Wednesday, May 5, 2010
Union Station. I love this place, the setting of a recent, vivid dream.
According to the cosmology of Reya, one of the reasons the citizens of my society buy so much junk is because many people feel, at a soul level, completely impoverished. We are rational, sensible, we live in the "real" world, i.e. a mundane reality in which anything that has not been rationally explained is instantly dismissed. It is a life of spiritual impoverishment to reject mystery so absolutely.
When I mentioned Mercury retrograde to someone yesterday, she rolled her eyes. She wasn't being mean or consciously insulting me, no way, but she was inferring that I'm a nut for following the movement of the planets even though people from the North Pole to the South Pole, throughout the entire history of humankind, have taken meaning from the sky just the way I do.
I get that kind of reaction all the time here in Washington DC, though I'm told that in Taos, for instance, I would be among like-minded folks, which begs the question, Why am I here??

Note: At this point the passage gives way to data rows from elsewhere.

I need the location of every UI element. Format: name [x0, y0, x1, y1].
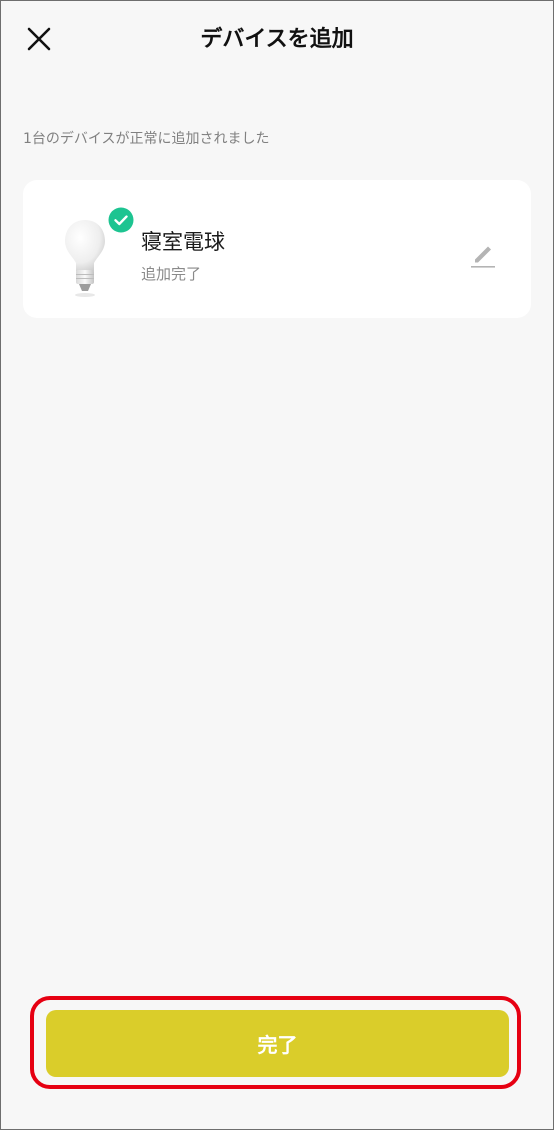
pencil-icon [471, 246, 495, 268]
page-title: デバイスを追加 [200, 27, 354, 52]
screen: デバイスを追加 1台のデバイスが正常に追加されました 寝室電球 追加完了 完了 [0, 0, 554, 1130]
device-card: 寝室電球 追加完了 [23, 180, 531, 318]
check-circle-icon [108, 207, 134, 233]
device-status: 追加完了 [141, 265, 202, 283]
done-button[interactable]: 完了 [46, 1010, 509, 1077]
device-name: 寝室電球 [141, 230, 225, 254]
light-bulb-icon [65, 220, 105, 297]
added-summary-text: 1台のデバイスが正常に追加されました [23, 131, 270, 147]
edit-device-name-button[interactable] [467, 238, 499, 270]
header-bar: デバイスを追加 [1, 1, 553, 79]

The world I live in is so interesting, multi-dimensional, colorful and textural - especially compared to the stripped down world of mundane reality. My theory is that rational folks have intense cravings for spiritual/mystical/psychic richness just like I do. The problem is that their world view does not allow for inner richness which is why they can be convinced that a new car or success in academia (see Rebecca Clayton's comment) or political triumph or yet another pair of shoes will somehow satisfy their spiritual hunger. For others, this paradigm does not fit (see NanU's comments).
Living in a complicated multiverse such as I do, within the cosmos of A Very Rational Society, presents me with certain problems. There are so many more boundary issues I have to deal with than most folks. For instance, a few years ago I learned how to not be so codependent with the Dead - a healthy boundary that most of the people I interact with would never take time to consider. Why would they? They don't believe in ghosts, ancestral spirits or disembodied beings of any kind.

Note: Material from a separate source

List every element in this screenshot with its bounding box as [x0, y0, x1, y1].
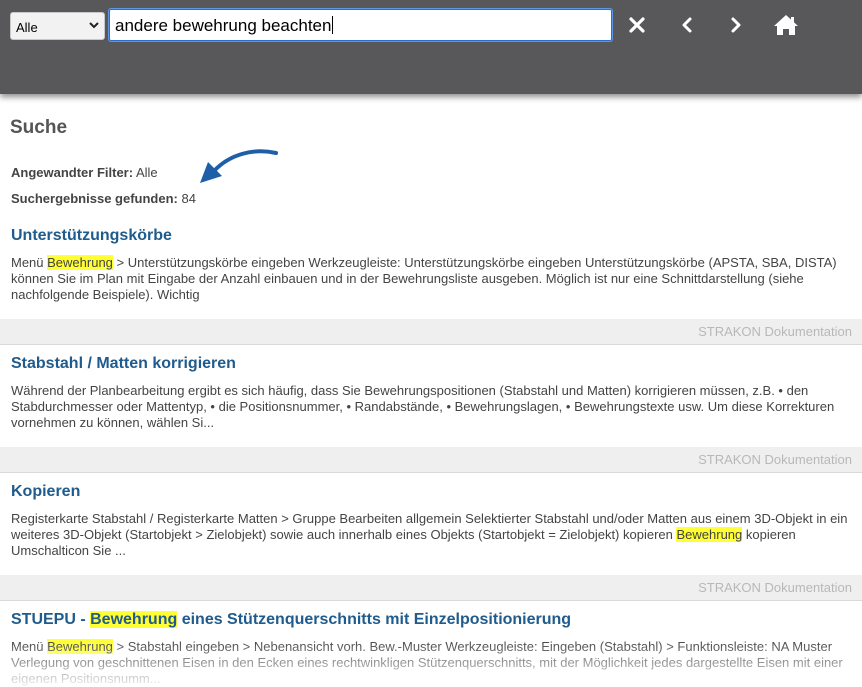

It's an interesting dilemma I would never trade for a new car, believe me. Some days it gives me pause for thought, however. Wouldn't life be simpler if I believed, in my heart of hearts, that what I really yearn for is a pair of Christian Louboutin shoes? A life like that would depend mostly on making money, something I've never much been interested in (or good at). But if I thought Manolo Blahnik was the answer to my deepest desires, I bet I could figure out how to get my hands on a pair or two.
I'm a mystic, but a skeptical mystic, and some days I wonder.
News flash: After posting this, I went to see the Sufi acupuncturist who, after careful observation and deep listening, placed 6 needles at various places on my body. He also offered some sage words about the life of spirit - he always does. After my treatment, the Poor Little Me mood of self pity was completely dissolved. All hail Chinese medicine! Oh yeah.